Combination therapy with anti-CTL antigen-4 and anti-4-1BB antibodies enhances cancer immunity and reduces autoimmunity

• Published in: Cancer research (Chicago, Ill.) Vol. 66; no. 14; pp. 7276 - 7284
• Main Authors: Kocak, Ergun, Lute, Kenneth, Chang, Xing, May, Jr, Kenneth F, Exten, Katie R, Zhang, Huiming, Abdessalam, Shahab F, Lehman, Amy M, Jarjoura, David, Zheng, Pan, Liu, Yang
• Format: Journal Article
• Language: English
• Published: United States 15.07.2006
• Subjects: Animals; Antibodies, Monoclonal - administration & dosage; Antibodies, Monoclonal - immunology; Antibodies, Monoclonal - pharmacology; Antigens, CD - immunology; Antigens, Differentiation - immunology; Antineoplastic Combined Chemotherapy Protocols - immunology; Antineoplastic Combined Chemotherapy Protocols - pharmacology; Autoimmunity - immunology; CD8-Positive T-Lymphocytes - immunology; Colonic Neoplasms - immunology; Colonic Neoplasms - therapy; CTLA-4 Antigen; Female; Humans; Immunization, Passive - methods; Mice; Mice, Inbred C57BL; Receptors, Nerve Growth Factor - immunology; Receptors, Tumor Necrosis Factor - immunology; T-Lymphocytes, Regulatory - immunology; Tumor Necrosis Factor Receptor Superfamily, Member 9
• ISSN: 0008-5472; 1538-7445
• DOI: 10.1158/0008-5472.CAN-05-2128

The majority of cancer antigens identified thus far have limited expression in normal tissues.
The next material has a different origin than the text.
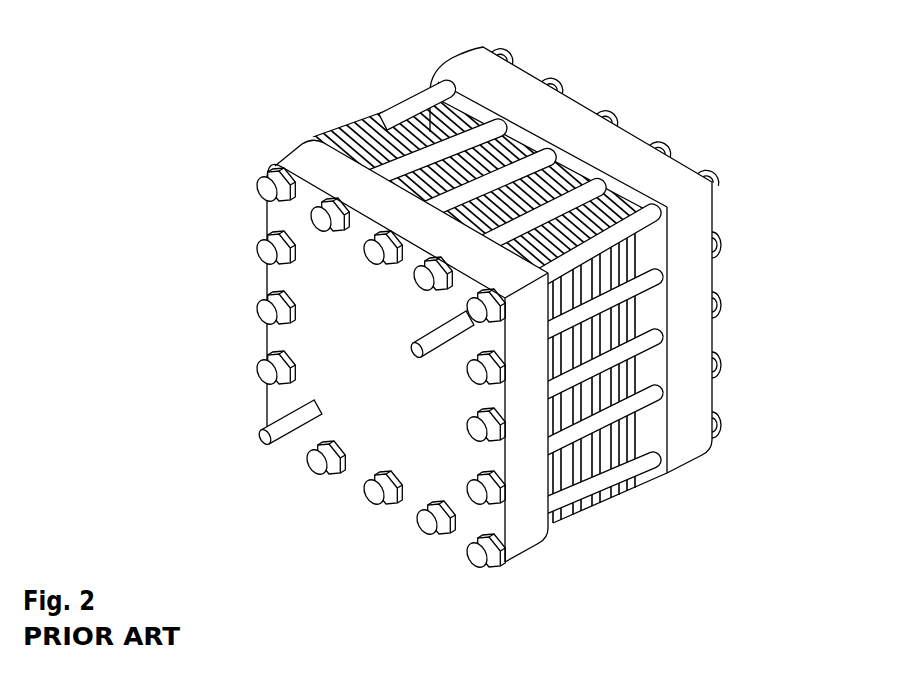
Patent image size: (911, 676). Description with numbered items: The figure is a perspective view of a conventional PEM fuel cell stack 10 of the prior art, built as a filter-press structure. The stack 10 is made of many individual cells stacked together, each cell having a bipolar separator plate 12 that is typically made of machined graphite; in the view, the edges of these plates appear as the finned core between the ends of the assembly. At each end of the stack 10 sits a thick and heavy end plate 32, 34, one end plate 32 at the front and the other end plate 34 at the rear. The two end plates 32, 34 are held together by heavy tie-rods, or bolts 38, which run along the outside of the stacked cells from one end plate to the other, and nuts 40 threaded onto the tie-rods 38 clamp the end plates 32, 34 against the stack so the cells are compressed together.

It has been suggested that autoimmune disease is a necessary price for cancer immunity. This notion is supported by a recent clinical trial involving an anti-CTL antigen-4 (CTLA-4) antibody that showed significant clinical responses but severe autoimmune diseases in melanoma patients. To selectively modulate cancer immunity and autoimmunity, we used anti-CTLA-4 and anti-4-1BB antibodies to treat mice with a preexisting cancer, MC38. The combination of the two antibodies led to CD8 T-cell-mediated rejection of large established MC38 tumors and long-lasting immunity to the same tumor cells, although the same regimen was not effective for B16 melanoma. More importantly, whereas individual antibodies induced inflammation and autoimmune manifestations, combination therapy increased cancer immunity while reducing autoimmunity. The reduction of autoimmune effects correlates with an increased function of regulatory T cells. Our results suggest a novel approach to simultaneously enhance cancer immunity and reduce autoimmunity.